Do UOL, em São Paulo

30/01/2019 10h14Atualizada em 31/01/2019 10h58

As ações da mineradora Vale (VALE3) operavam em alta nesta quarta-feira (30). Por volta das 17h40, os papéis subiam 9,1%, a R$ 46,63. Na segunda-feira (28), na primeira sessão após o rompimento de uma barragem de rejeitos da companhia em Brumadinho (MG), as ações caíram 24,52%. Na terça-feira (29), subiram 0,85%

Na noite de terça, após o fechamento do mercado, a mineradora divulgou um plano de ação que contempla gastos de R$ 5 bilhões e corte de 10% na previsão de produção anual de ferro.

Para o analista Karel Luketic, da XP Investimentos, o anúncio ajuda a reduzir incertezas em relação ao impacto na produção de curto e de médio prazo.
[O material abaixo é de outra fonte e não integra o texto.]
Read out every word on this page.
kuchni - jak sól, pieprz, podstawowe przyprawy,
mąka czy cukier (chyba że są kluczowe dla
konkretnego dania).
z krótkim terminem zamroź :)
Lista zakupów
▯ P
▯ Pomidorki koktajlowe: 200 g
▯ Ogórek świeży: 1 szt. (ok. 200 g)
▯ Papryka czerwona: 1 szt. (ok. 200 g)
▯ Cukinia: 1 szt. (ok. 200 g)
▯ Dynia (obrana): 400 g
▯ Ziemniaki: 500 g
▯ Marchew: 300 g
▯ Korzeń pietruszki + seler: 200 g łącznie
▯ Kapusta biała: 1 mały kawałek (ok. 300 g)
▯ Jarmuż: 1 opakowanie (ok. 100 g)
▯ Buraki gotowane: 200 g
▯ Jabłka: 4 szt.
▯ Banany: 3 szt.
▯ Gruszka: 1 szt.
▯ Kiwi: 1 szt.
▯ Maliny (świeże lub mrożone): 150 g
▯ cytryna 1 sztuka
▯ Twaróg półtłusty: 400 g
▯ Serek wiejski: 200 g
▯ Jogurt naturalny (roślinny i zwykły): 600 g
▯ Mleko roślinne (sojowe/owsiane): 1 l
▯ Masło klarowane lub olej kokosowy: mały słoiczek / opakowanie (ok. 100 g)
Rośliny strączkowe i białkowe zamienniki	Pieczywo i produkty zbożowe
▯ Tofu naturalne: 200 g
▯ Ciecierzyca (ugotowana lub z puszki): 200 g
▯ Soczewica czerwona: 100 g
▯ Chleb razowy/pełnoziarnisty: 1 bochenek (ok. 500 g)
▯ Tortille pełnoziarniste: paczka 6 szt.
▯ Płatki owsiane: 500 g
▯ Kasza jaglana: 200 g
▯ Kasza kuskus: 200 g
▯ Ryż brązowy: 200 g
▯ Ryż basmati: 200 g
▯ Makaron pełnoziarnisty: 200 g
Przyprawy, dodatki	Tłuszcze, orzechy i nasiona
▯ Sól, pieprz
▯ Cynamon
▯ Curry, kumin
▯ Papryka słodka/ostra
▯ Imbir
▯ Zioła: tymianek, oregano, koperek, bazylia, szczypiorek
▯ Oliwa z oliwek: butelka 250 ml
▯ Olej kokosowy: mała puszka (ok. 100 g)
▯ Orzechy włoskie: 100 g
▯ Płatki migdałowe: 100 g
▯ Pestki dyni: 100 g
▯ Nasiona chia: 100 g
As dúvidas sobre potenciais processos judiciais permanecem. 

"A queda de aproximadamente 24% nos últimos dois dias, com perda de quase R$ 70 bilhões em valor de mercado [da Vale], parece já refletir parte relevante dos riscos", calcula Luketic, em relatório para clientes, no qual mantém a recomendação de 'compra' para as ações.

Especialistas ouvidos pelo UOL disseram que as ações da Vale subiram na véspera devido a dois fatores: possibilidade de mudança na diretoria da empresa e oportunidade de lucrar com os papéis no futuro.

Bolsa opera em alta; dólar fecha quase estável

Também por volta das 17h40, o Ibovespa, principal índice da Bolsa brasileira, avançava 1,28%, a 96.859,40 pontos

dólar comercial fechou quase estável, com leve alta de 0,06%, a R$ 3,725 na venda. Na véspera, a Bolsa fechou com valorização de 0,2%, a 95.639,33 pontos, e a moeda caiu 1,14%, a R$ 3,723.

Vale vai cortar produção

A mineradora aprovou gastos de R$ 5 bilhões para acabar com as barragens a montante, o tipo de sistema utilizado na estrutura que se rompeu em Brumadinho.

A companhia terá que parar a produção de minério de ferro nas áreas próximas das unidades situadas em Minas Gerais, com impacto de 40 milhões de toneladas de minério de ferro e 11 milhões de toneladas de pelotas ao ano, anunciou na terça-feira o presidente da Vale, Fabio Schvartsman. Os 40 milhões de toneladas de minério de ferro representam 10% da previsão de produção da Vale.

Agência rebaixa nota da mineradora

A agência de classificação de risco Fitch rebaixou a nota da Vale para "BBB-" na noite de segunda-feira (28). O rebaixamento, segundo a Fitch, reflete a expectativa de que a companhia terá de arcar com pesados custos de reparação da tragédia.

Na terça-feira, a Moody's colocou a nota da mineradora em perspectiva negativa, ou seja, com possibilidade de rebaixamento em breve. O mesmo já havia sido feito pela S&P no sábado (26).

Mercado de minério de ferro

Após a Vale anunciar cortes na produção, os contratos futuros do minério de ferro na China subiram para o maior nível em quase 17 meses nesta quarta.

O desastre de Brumadinho gerou incertezas para o mercado de minério de ferro no país, maior importador global da matéria-prima, segundo operadores. A Vale é a principal fornecedora mundial de minério de ferro de baixo teor de alumínio, preferido pelas usinas siderúrgicas chinesas devido a seu baixo nível de impurezas.

O rompimento da barragem também pode levar a regulamentações mais duras para a indústria de mineração em outros países, como a Austrália, o que poderia desacelerar ou até reduzir a produção global, disse o cientista de dados da Tivlon, Darren Toth.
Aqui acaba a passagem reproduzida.